AO: É mais difícil escrever livro sobre neuro-anatomia, para estudantes de medicina, ou livro sobre ecologia para crianças?

Prof. Ângelo Machado: Não sei se é mais difícil, mas sei que escrever sobre neuro-anatomia é muito mais chato! (risos).

Eu sou um cientista e um cientista é um profissional da criatividade. Quando escrevo ciências a criatividade é limitada por aquilo que naquele momento se acha que é a verdade; não se tem o direito de mentir, de inventar. Então gosto de escrever literatura porque aí a minha criatividade não tem limites. A linguagem científica torna mais difícil isto. A gente atrapalha tudo. Para escrever esse livro, inicialmente fiz direto e saiu uma porcaria. Depois imaginei que tivesse uma criança comigo e, com o gravador, contei uma história para a criança. Aí saiu um texto razoável. Fiz isso em quinze dias e fiquei um ano corrigindo. Aí foi muito gostoso.

AO: Como vê a importância de relacionamento com a mídia?

Prof. Ângelo Machado: Mantenho um excelente relacionamento com a mídia. Primeiro porque pertenço a duas entidades ambientalistas.
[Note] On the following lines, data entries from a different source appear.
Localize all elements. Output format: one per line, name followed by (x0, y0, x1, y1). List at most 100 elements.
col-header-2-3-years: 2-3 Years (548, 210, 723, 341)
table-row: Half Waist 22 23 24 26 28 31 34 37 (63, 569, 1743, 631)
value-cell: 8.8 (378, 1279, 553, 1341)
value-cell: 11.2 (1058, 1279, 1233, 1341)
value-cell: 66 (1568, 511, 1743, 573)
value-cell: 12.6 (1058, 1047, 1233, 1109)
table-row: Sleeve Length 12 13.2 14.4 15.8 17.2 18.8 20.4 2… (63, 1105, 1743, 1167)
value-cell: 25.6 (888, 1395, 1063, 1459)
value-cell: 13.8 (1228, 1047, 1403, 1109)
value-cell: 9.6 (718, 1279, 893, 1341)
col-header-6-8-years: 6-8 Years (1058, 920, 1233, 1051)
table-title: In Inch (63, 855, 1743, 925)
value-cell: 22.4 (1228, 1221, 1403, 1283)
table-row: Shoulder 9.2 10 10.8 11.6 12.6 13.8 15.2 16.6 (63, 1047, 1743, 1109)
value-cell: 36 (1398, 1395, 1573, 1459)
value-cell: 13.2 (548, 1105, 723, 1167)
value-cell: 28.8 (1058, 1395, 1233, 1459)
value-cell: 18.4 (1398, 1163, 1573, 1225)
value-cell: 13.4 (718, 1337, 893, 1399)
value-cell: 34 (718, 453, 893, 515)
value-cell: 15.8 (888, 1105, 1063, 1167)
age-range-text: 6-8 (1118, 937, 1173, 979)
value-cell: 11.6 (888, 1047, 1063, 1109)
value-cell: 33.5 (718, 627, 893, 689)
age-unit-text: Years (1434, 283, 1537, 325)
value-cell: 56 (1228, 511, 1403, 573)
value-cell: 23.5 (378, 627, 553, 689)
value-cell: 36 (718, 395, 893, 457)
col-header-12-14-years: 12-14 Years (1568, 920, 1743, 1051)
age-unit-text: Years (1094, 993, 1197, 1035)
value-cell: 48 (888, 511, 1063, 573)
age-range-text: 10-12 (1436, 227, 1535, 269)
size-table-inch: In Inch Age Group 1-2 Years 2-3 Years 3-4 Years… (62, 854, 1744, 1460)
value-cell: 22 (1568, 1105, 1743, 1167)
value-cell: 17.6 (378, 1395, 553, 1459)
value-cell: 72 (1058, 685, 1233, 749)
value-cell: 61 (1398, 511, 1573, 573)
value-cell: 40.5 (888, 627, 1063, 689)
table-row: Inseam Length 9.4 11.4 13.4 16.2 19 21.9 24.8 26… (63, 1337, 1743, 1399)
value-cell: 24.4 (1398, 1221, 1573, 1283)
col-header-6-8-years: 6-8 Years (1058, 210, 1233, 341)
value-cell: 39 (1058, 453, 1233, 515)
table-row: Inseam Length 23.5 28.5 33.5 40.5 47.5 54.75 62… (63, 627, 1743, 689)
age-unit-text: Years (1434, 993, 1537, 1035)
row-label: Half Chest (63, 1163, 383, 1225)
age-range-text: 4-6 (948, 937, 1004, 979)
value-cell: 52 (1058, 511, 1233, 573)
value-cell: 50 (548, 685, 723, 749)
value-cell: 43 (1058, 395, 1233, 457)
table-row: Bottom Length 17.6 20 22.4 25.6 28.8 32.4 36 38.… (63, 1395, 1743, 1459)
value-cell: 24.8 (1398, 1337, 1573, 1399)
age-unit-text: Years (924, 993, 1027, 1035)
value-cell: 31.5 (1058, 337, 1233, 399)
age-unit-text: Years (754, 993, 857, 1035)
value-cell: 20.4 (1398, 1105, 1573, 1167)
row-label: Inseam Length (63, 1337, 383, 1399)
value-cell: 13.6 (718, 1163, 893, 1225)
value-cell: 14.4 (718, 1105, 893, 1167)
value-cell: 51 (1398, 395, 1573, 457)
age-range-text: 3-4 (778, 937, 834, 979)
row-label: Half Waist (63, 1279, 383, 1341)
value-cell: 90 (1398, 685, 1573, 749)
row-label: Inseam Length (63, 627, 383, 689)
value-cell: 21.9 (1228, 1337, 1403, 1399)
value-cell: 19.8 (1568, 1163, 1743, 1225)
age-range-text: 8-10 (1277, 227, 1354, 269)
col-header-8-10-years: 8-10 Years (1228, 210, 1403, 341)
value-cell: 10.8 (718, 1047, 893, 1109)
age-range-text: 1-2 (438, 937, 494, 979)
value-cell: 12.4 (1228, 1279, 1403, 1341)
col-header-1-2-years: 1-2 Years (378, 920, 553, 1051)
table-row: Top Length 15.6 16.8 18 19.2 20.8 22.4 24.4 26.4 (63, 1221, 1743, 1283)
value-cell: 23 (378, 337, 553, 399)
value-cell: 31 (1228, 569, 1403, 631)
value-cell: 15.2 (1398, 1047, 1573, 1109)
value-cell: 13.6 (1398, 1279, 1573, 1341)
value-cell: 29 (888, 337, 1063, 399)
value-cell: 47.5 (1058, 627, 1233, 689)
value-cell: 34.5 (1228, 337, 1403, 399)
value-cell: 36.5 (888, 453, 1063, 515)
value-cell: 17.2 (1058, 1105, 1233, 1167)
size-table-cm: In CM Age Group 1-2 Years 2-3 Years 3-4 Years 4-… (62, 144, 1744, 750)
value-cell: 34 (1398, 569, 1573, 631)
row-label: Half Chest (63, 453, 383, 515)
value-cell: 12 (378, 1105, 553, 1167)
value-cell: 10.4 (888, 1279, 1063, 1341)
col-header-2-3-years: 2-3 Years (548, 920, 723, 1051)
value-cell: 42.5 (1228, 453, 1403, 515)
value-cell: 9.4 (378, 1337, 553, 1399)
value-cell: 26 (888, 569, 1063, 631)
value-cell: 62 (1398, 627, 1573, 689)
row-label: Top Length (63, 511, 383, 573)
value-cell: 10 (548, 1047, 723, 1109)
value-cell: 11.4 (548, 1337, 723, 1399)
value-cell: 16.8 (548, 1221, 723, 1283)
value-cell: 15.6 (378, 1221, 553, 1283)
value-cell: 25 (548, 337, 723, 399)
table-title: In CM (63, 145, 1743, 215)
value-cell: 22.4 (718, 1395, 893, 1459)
E os ambientalistas só se tornam fortes na medida que tenham o apoio da imprensa. De modo que durante esses quinze anos eu sempre me relaciono com a imprensa porque é importante para a luta ecológica. De tal modo que quando publiquei esse livro agora, a mídia me procurou e deu uma divulgação muito ampla ao meu livro, porque tudo decorreu de um entendimento cordial que já vem de muitos e muitos anos.

Acho também que é uma obrigação de todo cientista que trabalha - e a gente ganha dinheiro do povo - dar uma satisfação ao povo, daquilo que a gente faz. E isso se faz através da divulgação da ciência, seja através de revistas como CIÊNCIA-HOJE, seja na grande imprensa e até na televisão. É claro que, de vez em quando, a gente sofre um pouco porque alguns profissionais distorcem um pouco a idéia - e há um certo risco nisso - mas não é por isso que a gente deva deixar de ter a obrigação de divulgar as coisas que fazemos. Geralmente não é por má fé que o jornalista faz isso. Às vezes um pequeno erro do jornalista, que para ele é pouco importante, para o cientista, acostumado com detalhes, com rigor maior, fica revoltado com aquilo. E assim surgem alguns conflitos com a imprensa. Nunca tive essas conflitos.